The utility met with unions late Monday and agreed to a resolution that the 1,700 dismissed workers should be reinstated, Khulu Phasiwe, an Eskom spokesman, said by phone. While workers are expected to resume work on Wednesday, their grievances with contractors remain, he said.
Murray & Roberts Holdings Ltd., which is among the contractors building the 4,764-megawatt plant for Eskom, has no “definite clarity as to when the site will be reopened,” spokesman Ed Jardim said earlier in an e-mailed response to questions.
The first of Medupi’s six units, which Eskom connected to the grid earlier this year, is planned to reach full capacity of 800 megawatts by June.
The utility is struggling to plug a 225 billion-rand ($19 billion) funding gap required to build new plants and maintain existing ones.
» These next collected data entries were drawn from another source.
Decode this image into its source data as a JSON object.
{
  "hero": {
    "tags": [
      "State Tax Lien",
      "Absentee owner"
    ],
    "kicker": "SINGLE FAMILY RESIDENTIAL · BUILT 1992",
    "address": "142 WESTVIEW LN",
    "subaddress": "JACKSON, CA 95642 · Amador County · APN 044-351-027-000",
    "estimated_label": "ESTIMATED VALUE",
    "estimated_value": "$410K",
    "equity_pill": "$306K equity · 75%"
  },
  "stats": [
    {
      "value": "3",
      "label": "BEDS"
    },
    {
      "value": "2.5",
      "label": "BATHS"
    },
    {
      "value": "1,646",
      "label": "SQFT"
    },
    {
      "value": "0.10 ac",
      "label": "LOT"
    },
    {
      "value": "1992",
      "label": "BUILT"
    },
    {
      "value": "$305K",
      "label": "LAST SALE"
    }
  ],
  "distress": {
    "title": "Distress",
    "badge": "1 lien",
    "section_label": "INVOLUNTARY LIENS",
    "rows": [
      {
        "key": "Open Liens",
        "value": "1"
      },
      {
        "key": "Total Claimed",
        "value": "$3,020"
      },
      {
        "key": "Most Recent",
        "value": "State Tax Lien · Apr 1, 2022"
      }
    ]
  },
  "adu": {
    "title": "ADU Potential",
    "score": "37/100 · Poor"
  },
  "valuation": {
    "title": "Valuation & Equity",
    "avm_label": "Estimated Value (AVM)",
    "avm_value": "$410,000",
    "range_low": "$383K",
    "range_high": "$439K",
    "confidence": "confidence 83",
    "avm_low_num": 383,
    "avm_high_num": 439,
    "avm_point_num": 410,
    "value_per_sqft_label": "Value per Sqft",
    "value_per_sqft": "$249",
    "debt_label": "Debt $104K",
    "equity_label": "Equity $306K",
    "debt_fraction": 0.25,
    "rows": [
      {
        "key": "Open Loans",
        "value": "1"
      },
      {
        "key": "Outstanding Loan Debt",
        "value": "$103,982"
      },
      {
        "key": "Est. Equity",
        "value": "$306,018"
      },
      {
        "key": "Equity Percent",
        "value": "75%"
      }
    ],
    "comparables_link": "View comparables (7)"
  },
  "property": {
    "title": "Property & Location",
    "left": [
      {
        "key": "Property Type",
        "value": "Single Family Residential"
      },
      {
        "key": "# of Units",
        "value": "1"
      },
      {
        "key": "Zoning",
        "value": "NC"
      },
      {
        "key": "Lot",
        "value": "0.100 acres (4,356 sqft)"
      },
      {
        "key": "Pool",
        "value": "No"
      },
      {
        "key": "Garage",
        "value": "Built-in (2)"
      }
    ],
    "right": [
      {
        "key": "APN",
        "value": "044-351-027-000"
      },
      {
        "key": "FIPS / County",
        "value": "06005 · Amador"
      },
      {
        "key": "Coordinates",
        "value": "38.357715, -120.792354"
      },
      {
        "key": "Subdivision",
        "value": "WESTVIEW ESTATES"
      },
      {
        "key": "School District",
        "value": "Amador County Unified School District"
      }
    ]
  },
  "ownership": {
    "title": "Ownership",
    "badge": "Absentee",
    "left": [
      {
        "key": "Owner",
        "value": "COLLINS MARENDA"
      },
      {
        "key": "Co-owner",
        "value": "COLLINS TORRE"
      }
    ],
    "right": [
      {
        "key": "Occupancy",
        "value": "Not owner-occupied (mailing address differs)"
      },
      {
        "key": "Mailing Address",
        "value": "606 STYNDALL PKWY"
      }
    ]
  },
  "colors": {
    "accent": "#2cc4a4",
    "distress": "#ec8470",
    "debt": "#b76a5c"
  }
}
Supply to 20 municipalities that are home to about 3.8 million people may be cut from June because the districts owe Eskom 3.68 billion rand, the company said on April 10.
The World Bank is monitoring closely the electricity crisis in Africa’s second-biggest economy, the lender said Monday.
The power shortage “is of great concern,” Francisco Ferreira, the World Bank’s chief economist for Africa, told reporters via video link from Washington. “We hope bringing in the power plants into the grid will bring about some relief.”